Wednesday, June 4, 2008

Sex, Drugs, and Drinking for Teens in Chicago

Attention Chicago parents: The majority of teenagers in the city (56.9 percent) have already had sexual intercourse and 4 out of 10 are currently sexually active.

At least they’re taking precautions: Almost three-quarters of adolescent boys are using condoms and more than 1 in 10 girls is on the birth control pill.

Chicago boys are certainly starting sex early. A surprising 18.7 percent report having intercourse for the first time before age 13, compared with 5.8 percent of girls.

They’re also playing the field. More than one-quarter of teenage boys in the city report having four or more sexual partners by the end of high school, compared with 10.7 percent of girls.

The data come from the newest version of the Youth Risk Behavior Survey, a comprehensive assessment of teenagers in 9th to 12th grade compiled every two years by the U.S. Centers for Disease Control and Prevention. The report, incorporating data from 2007, was released this morning.

It contains good news as well as bad. Since the first survey in 1991, more teens are using seat belts, fewer are smoking and drinking alcohol, and fewer are smoking marijuana or having sex. Those are very positive developments.

But the decline in percentage of teens having sex has stalled over the last seven years, as has the number of teens using condoms. With the rise of abstinence-only education, fewer teens are learning about AIDS or HIV infections in school. And more are obese.

One of the most worrisome trends is the alarming degree of sadness and despair among Hispanic youth. Nationally, an astonishing 42.3 percent of Hispanic girls reported feeling “sad or hopeless” as did 30.4 percent of Hispanic boys, exceeding figures for black and white teens.

Twenty-one percent of Hispanic girls said they had “seriously considered attempting suicide” and 14 percent actually attempted suicide – again, the highest of any ethnic group. By contrast, 10.7 percent of Hispanic boys said they’d thought seriously about killing themselves and 6.3 percent actually tried.

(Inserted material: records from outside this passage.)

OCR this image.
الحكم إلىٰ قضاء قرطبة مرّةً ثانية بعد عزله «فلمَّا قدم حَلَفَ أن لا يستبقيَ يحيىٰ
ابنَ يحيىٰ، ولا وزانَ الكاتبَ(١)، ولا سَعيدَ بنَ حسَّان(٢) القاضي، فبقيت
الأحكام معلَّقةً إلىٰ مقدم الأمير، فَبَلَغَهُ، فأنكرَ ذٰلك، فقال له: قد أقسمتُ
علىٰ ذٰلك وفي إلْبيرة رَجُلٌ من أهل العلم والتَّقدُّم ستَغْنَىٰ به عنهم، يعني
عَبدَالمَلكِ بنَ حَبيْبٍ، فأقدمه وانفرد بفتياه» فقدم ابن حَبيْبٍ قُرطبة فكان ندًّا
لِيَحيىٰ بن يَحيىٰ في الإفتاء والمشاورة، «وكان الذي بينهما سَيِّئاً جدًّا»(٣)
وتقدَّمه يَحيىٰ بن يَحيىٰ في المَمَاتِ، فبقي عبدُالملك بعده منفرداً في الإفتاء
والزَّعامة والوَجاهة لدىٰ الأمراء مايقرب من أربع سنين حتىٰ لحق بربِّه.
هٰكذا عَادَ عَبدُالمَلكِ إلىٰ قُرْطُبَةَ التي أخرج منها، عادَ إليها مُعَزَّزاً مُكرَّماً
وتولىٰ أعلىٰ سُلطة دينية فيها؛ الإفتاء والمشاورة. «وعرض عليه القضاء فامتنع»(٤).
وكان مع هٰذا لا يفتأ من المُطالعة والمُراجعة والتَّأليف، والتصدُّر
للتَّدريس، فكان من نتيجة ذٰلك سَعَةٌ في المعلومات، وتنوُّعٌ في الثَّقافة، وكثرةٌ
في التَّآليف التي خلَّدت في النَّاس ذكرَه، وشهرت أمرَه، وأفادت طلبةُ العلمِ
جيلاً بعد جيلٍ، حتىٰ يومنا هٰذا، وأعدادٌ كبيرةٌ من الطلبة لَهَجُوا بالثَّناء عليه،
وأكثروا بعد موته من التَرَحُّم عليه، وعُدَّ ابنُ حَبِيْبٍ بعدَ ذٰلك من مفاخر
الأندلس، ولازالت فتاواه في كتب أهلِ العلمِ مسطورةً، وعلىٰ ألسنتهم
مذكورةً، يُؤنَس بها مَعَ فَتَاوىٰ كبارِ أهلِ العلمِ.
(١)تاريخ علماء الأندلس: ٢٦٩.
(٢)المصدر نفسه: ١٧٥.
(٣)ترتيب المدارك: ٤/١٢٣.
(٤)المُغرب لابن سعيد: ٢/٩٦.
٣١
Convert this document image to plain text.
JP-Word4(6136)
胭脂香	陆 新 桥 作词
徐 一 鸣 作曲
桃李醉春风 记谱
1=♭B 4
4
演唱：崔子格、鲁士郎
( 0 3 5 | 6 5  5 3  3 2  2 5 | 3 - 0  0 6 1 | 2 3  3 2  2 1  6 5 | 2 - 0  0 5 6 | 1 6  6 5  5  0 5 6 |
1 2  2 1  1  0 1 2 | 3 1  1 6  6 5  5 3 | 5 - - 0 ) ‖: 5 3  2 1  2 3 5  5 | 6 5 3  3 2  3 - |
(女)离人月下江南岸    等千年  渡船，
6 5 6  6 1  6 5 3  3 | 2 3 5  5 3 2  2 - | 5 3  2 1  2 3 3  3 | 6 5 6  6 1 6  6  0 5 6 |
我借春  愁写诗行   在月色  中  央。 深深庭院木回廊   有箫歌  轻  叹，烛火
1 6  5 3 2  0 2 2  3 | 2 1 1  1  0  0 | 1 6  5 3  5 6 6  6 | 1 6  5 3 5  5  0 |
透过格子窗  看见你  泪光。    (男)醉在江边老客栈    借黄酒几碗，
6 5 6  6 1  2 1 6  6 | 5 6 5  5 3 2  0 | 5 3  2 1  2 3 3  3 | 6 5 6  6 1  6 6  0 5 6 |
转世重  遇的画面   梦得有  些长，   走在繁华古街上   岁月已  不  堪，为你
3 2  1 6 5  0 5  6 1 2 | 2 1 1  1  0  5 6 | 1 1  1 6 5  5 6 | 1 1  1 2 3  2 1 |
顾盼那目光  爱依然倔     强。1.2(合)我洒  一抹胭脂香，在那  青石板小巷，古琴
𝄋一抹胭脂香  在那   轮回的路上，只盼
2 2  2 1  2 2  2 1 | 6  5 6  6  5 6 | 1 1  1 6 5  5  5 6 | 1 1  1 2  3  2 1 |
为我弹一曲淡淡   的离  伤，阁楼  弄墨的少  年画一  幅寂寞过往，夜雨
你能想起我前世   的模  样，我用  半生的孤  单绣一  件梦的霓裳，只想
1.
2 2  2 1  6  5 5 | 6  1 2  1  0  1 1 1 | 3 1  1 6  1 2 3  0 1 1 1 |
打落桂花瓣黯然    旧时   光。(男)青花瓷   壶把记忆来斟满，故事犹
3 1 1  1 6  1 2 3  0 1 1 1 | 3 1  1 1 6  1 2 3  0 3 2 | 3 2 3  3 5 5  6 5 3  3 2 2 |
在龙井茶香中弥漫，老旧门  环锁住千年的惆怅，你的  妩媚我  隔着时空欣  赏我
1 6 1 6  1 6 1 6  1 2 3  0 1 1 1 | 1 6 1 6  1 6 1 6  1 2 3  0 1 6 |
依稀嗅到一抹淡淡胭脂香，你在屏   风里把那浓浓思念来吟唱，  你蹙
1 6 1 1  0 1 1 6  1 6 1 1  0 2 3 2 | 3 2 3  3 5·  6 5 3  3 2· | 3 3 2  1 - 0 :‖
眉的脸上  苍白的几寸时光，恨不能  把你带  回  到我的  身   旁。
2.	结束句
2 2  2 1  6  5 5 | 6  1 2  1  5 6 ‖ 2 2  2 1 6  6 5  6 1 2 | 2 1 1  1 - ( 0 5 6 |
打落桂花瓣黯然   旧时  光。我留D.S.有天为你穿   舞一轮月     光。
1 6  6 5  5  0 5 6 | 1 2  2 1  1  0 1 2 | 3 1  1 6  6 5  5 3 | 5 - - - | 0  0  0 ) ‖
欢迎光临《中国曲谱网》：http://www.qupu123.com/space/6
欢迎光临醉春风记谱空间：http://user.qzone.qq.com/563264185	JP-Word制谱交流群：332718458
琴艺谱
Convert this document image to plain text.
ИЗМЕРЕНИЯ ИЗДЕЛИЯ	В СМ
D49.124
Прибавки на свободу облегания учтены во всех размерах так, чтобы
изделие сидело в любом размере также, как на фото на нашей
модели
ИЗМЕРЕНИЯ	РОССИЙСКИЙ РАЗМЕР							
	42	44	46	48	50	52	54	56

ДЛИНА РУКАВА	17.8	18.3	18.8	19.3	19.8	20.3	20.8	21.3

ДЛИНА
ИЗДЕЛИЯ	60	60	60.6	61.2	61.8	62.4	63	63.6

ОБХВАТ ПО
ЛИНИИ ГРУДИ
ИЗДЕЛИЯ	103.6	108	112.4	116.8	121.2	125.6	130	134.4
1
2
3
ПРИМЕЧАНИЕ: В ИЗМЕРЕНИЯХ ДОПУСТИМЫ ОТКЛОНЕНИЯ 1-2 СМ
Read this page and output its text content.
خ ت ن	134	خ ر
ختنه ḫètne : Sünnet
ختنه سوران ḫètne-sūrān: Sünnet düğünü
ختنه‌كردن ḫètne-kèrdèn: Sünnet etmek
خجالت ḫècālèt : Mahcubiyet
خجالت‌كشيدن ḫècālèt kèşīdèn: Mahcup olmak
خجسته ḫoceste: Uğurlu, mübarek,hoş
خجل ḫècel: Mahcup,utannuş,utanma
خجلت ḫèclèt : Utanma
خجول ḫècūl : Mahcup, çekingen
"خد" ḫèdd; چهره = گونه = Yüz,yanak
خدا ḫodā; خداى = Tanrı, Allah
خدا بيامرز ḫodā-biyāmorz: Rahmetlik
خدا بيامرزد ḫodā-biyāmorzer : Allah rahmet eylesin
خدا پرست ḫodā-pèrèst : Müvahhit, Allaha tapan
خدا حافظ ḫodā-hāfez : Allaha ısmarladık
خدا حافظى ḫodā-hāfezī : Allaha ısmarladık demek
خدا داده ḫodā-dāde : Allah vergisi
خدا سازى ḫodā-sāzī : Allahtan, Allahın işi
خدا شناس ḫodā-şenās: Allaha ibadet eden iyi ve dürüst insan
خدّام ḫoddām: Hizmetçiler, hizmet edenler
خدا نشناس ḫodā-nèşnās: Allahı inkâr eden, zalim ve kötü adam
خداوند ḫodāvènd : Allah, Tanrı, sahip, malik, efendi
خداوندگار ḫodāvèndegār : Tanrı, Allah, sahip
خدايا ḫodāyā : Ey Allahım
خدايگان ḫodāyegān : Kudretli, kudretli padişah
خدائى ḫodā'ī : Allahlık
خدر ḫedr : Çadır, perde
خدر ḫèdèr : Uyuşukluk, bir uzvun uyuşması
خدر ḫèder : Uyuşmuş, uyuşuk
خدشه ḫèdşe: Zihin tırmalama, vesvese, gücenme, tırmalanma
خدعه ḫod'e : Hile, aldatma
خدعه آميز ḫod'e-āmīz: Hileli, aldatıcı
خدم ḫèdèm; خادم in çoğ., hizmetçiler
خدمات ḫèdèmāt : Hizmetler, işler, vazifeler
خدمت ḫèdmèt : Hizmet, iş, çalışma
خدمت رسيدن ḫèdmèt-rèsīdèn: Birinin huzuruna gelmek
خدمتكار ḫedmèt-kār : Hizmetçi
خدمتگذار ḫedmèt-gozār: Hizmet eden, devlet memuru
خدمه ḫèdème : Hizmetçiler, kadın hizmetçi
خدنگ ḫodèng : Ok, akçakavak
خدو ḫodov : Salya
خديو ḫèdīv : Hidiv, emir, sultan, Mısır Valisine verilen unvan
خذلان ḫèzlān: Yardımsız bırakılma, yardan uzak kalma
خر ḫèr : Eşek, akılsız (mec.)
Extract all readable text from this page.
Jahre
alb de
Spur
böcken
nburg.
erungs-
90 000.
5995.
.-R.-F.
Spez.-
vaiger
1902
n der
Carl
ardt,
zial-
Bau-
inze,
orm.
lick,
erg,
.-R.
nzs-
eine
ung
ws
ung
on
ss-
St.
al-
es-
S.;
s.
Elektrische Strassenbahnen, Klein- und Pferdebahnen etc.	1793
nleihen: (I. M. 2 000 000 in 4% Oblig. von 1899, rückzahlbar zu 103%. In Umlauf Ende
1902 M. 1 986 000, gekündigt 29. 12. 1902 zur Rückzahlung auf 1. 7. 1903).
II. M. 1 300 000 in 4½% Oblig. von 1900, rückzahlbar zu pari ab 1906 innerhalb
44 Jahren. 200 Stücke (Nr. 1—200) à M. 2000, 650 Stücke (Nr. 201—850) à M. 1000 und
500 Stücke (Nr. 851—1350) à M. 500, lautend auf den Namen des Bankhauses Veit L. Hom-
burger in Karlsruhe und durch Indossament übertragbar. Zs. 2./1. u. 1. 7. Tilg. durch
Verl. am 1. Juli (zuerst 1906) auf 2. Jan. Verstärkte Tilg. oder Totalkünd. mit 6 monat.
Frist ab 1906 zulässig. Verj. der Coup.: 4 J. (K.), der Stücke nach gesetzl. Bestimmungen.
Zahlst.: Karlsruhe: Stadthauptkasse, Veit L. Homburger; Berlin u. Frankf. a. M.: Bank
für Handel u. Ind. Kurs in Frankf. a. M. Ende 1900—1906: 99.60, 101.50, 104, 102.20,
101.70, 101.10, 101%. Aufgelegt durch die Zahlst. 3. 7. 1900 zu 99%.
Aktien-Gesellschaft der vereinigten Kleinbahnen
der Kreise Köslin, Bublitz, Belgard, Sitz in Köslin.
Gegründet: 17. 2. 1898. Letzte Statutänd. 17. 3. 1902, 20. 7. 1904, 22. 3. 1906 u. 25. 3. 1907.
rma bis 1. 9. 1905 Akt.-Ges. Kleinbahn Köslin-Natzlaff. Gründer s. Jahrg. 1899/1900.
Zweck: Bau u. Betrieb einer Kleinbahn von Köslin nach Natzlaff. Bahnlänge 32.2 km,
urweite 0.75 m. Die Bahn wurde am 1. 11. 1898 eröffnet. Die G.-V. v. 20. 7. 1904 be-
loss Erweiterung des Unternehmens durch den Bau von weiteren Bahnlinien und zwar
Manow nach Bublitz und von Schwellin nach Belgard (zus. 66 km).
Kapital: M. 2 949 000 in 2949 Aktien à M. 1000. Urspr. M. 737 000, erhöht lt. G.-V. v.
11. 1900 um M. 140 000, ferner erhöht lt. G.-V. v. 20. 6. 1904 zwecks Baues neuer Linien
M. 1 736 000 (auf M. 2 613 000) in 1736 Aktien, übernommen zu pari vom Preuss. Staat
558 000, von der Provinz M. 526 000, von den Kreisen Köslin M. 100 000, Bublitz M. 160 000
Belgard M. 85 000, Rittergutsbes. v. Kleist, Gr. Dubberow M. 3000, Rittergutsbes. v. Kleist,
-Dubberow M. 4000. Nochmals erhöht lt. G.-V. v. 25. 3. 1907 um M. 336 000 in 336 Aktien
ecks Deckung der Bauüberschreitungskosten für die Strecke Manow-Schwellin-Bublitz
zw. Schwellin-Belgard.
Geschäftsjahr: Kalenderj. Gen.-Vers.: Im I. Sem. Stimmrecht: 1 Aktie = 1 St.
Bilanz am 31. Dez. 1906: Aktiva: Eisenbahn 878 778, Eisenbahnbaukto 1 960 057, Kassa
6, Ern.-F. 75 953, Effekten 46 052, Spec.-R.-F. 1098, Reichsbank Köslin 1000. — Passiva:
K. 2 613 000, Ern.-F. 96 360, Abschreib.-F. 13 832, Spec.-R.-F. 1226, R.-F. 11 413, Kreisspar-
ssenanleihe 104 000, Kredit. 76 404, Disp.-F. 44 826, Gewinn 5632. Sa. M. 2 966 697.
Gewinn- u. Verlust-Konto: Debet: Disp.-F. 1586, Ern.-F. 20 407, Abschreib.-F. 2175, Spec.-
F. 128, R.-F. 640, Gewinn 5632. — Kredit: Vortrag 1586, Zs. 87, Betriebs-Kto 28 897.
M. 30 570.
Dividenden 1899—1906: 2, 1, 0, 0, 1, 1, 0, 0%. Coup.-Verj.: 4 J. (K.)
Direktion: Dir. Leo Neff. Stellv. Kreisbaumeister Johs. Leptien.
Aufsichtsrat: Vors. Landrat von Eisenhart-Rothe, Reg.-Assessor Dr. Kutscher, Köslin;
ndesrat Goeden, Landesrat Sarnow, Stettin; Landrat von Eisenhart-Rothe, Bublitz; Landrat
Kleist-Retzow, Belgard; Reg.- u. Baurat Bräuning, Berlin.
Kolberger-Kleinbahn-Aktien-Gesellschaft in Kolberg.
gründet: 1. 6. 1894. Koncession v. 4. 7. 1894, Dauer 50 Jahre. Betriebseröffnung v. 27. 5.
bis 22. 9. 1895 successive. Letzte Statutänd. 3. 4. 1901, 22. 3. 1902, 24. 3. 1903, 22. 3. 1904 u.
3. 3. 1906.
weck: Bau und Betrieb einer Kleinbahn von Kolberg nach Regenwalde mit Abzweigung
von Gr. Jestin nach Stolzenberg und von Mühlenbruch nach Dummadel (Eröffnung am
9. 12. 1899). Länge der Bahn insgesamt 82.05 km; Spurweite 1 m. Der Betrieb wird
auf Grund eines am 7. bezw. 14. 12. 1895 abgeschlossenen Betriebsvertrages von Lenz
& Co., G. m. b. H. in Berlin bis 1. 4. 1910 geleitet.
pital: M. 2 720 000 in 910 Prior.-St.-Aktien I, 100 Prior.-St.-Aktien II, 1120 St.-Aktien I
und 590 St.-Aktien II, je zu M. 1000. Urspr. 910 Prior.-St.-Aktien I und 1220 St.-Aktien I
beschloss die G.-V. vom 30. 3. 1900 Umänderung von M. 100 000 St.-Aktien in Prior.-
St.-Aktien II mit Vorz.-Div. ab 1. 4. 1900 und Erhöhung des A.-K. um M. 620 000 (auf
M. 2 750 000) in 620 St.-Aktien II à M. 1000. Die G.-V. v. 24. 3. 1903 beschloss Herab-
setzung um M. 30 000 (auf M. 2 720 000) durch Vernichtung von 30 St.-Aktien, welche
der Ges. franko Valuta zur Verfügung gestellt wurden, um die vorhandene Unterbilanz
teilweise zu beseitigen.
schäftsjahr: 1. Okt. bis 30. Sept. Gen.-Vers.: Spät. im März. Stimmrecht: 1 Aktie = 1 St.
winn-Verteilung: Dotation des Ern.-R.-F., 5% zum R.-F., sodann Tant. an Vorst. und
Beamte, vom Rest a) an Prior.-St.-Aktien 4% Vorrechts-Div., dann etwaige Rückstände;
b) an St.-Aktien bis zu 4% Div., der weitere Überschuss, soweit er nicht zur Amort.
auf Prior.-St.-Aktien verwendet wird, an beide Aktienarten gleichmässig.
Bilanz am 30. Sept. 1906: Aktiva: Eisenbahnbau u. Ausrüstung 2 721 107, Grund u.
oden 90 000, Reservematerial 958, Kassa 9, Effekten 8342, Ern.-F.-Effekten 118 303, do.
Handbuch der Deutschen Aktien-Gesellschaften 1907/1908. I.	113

“This is a very scary and a very, very serious problem,” said Aida Giachello, director of the Midwest Latino Health Research, Training, and Policy Center in Chicago.

Many factors may be hitting Hispanic girls hard, including poverty, low self-esteem, pressure to join gangs, parents who work multiple jobs and are often absent from the home, and conflict between traditional Hispanic family values and the norms present in the broader American society, she suggested.

Being caught between two cultures can foster tremendous tension and be a “tremendous burden” for Hispanic youth, said Glenn Flores, professor of pediatrics and public health at the University of Texas Southwestern Medical Center in Dallas.

For Chicagoans, other findings of note in the CDC report include:

* For all the talk about drinking and driving, 31.5 percent of teen girls and 26.9 percent of teen boys in Chicago report riding in a car or another vehicle with a driver who’d been consuming alcohol.

* Chicago teens are drinking alcohol: 38.9 percent currently and 71.4 percent at some point in high school.

* They’re also smoking pot. Almost 22 percent of Chicago kids say they’re current users and 44 percent have tried marijuana since entering high school.

* More than 1 in every 10 Chicago teens (11.3 percent) report being forced to have sexual intercourse. The figure was exactly the same for boys and girls.

* Overall, 30 percent of Chicago teens say they feel sad or hopeless, above the national average. Just over 10 percent try to commit suicide, but only a fraction of these cases end up being treated by a doctor or a nurse.

* Your kids are couch potatoes. A whopping 45.2 percent of Chicago teens say they watch TV for three or more hours every day; 21.6 percent say they spend three or more hours on the computer.